Some people write for themselves, for their own pleasure and/or vilification. They write because there is an inner demon struggling to get out. They write because they love the way their own words sound (and not necessarily in an arrogant fashion - it's a love of language). They write to feed the beast. I understand this. I even experience it from time to time, though not as often as one  might think. But I'll get back to this.
 
Some people write for other people. Nothing wrong with this, either, but if I try to write for someone else, I end up sounding forced or like a demented Hallmark card. Now this isn't to say that, as writers, we should ignore our impled audience. That's not what I mean at all. When I say people write for other people, I mean they write with the express purpose of getting the acclaim/attention/praise/censure of the other party and they tailor their writing for that specific purpose.
Needless to say, this can get rather complicated.
Many people write papers for their teacher/professor. By this I mean that they specifically tailor their language and argument for an A. They don't necessarily write what they really think, or write in their own style, but they mimic what they think their teacher/professor wants to read.
Personally, I find this to be a load of crap and my students suffer for it if it's too obvious. I assign them a paper to hear what they think, not to have them vomit my own words back to me.
This isn't always the case, of course. Sometimes writing for someone can produce original and even beautiful work. I just think that's the exception rather than the rule.
 
Now as to my personal theory.
I write - whether an academic paper, a story, or a poem - for the subject: for the work itself, for the subject(s) of/in the work, for what needs to be said rather than what I think someone else (even myself) might want it to say.
When I write, I try to allow the story/argument/characters/ideas to speak through my hands rather than forcing the words to articulate something external to the patterns of those ideas. As a result, I often go back over a page and am only able to recall writing about one quarter to one third of it.

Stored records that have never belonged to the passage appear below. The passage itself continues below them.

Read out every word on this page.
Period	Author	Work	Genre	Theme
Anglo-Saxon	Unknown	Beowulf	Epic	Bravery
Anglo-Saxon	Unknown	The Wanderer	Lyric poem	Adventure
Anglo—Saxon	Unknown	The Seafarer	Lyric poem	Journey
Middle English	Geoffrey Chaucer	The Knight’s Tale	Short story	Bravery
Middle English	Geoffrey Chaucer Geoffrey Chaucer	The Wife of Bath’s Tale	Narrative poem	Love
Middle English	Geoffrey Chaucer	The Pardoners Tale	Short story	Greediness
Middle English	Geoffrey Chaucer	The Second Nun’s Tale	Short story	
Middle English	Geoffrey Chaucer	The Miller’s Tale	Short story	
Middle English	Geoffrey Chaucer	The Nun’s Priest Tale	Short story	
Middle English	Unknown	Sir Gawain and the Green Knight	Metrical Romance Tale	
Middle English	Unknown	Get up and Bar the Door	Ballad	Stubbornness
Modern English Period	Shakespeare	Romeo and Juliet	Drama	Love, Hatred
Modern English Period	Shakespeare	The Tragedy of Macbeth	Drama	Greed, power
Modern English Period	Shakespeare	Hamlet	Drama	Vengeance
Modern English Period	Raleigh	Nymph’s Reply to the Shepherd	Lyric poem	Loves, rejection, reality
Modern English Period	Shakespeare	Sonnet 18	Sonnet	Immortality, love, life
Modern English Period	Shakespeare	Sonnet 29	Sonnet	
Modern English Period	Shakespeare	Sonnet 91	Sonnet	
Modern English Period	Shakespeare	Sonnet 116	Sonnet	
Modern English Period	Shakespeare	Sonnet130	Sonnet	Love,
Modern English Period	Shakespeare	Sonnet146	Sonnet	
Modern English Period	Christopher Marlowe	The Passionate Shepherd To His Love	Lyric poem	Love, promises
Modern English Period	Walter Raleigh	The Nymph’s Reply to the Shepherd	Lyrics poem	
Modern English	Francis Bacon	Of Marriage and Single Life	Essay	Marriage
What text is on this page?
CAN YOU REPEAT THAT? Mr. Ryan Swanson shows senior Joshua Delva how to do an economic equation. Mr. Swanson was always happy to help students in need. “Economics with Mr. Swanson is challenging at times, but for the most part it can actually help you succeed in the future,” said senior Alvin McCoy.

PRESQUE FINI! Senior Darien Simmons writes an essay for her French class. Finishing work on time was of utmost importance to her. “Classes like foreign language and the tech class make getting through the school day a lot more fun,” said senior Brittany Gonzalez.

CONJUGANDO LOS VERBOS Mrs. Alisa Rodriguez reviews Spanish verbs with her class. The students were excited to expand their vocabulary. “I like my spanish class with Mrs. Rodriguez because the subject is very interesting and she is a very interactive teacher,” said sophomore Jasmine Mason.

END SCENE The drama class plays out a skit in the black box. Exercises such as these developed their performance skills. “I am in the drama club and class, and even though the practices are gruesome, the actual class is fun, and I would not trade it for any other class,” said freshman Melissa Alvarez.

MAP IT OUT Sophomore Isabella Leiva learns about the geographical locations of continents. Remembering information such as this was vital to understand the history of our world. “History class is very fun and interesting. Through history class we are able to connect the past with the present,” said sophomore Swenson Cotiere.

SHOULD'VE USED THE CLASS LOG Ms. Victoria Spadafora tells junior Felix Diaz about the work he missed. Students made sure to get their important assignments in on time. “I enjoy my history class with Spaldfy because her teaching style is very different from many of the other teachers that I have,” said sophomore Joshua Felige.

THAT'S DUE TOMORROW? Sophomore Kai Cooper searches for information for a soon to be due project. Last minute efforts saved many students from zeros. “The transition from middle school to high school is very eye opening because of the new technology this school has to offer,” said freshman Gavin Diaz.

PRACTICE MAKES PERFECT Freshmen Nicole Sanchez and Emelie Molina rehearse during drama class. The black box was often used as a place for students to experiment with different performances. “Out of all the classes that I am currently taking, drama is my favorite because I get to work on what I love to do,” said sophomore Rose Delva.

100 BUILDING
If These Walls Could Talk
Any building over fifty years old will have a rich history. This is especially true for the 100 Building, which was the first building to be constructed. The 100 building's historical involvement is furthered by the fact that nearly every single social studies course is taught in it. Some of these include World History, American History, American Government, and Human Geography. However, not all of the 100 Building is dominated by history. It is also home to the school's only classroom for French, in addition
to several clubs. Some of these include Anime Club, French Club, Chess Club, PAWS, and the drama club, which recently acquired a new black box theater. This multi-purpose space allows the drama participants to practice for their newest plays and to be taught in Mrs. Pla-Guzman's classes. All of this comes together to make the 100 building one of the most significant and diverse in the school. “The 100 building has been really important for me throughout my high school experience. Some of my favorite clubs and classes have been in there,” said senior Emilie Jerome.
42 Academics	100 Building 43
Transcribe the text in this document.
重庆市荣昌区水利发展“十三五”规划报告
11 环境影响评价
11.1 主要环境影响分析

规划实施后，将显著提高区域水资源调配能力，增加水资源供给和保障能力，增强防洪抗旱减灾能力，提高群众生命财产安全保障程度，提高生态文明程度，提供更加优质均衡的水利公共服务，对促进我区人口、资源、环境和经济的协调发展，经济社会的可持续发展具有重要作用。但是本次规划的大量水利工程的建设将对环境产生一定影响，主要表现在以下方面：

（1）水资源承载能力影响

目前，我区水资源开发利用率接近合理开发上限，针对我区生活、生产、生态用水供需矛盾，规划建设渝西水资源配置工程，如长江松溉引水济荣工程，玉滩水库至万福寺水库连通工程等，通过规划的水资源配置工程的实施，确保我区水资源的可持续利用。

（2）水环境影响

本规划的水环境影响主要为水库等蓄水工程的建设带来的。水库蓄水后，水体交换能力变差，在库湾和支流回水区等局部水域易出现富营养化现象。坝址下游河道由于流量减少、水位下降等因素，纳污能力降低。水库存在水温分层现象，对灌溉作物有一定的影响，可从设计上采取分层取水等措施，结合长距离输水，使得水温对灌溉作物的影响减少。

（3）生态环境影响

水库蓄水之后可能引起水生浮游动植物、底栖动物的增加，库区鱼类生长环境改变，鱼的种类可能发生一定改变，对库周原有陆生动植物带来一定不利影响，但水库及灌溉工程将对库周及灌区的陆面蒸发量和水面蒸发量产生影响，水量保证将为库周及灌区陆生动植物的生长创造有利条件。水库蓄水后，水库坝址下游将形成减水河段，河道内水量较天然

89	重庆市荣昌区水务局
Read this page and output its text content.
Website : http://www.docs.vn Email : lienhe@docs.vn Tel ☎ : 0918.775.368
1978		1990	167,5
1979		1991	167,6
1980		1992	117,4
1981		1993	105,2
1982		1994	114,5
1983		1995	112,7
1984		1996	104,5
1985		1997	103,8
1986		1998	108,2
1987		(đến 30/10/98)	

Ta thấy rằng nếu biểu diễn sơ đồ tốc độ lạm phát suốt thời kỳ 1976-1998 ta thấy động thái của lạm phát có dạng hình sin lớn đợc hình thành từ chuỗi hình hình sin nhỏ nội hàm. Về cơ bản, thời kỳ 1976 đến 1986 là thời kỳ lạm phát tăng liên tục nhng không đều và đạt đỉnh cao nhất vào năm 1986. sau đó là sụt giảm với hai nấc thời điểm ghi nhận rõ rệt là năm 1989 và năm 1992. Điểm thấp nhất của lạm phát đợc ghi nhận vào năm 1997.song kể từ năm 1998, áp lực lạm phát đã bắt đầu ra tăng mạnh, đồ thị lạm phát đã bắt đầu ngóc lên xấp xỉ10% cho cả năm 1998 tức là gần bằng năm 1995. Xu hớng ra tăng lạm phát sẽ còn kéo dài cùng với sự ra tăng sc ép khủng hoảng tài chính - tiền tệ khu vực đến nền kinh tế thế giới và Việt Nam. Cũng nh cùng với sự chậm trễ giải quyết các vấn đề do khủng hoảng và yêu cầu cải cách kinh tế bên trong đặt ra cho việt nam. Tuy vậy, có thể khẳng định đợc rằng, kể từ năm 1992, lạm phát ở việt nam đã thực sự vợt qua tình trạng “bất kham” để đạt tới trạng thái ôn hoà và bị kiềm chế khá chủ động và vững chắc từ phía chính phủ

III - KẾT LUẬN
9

It's very much like what I imagine automatic writing to be. Only I'm not going to claim to be channeling some long-dead author (W.B. Yeats, are you listening?).
Regardless, I think the subject (story/character/idea/argument) of the writing should speak louder than the desires of the audience or the imposition of the author. Naturally, the author must choose the subject (at least to a certain extent), but he or she - I believe - should also not attempt to force a subject to go contrary to its nature.
I think this is probably a great source of frustration for many "failed" writers. They have this idea of where their work is going to go and they mean to make it go there, even when the work needs to go in an entirely different direction.

Wednesday, July 14, 2004

And it begins...

The purpose of this particular blog is to catalog my literary and philosophical musings - especially those regarding my current classes - and my thoughts and writings. Hence the "Musings and Imaginings." Not particularly creative, but truth in advertising, at least.

My livejournal will continue to operate and will occasionally link here, but it will contain more personal posts and this blog will be more academic.

As for me, my credentials (for those of you who don't already know me) include a few degrees in English (read: literature) and several years of teaching (jr. high, high school, and college, both theatre and English). I'm no expert, certainly, but I am an able scholar. I, of course, appreciate anyone who would care to engage in discussion, whether you agree or disagree.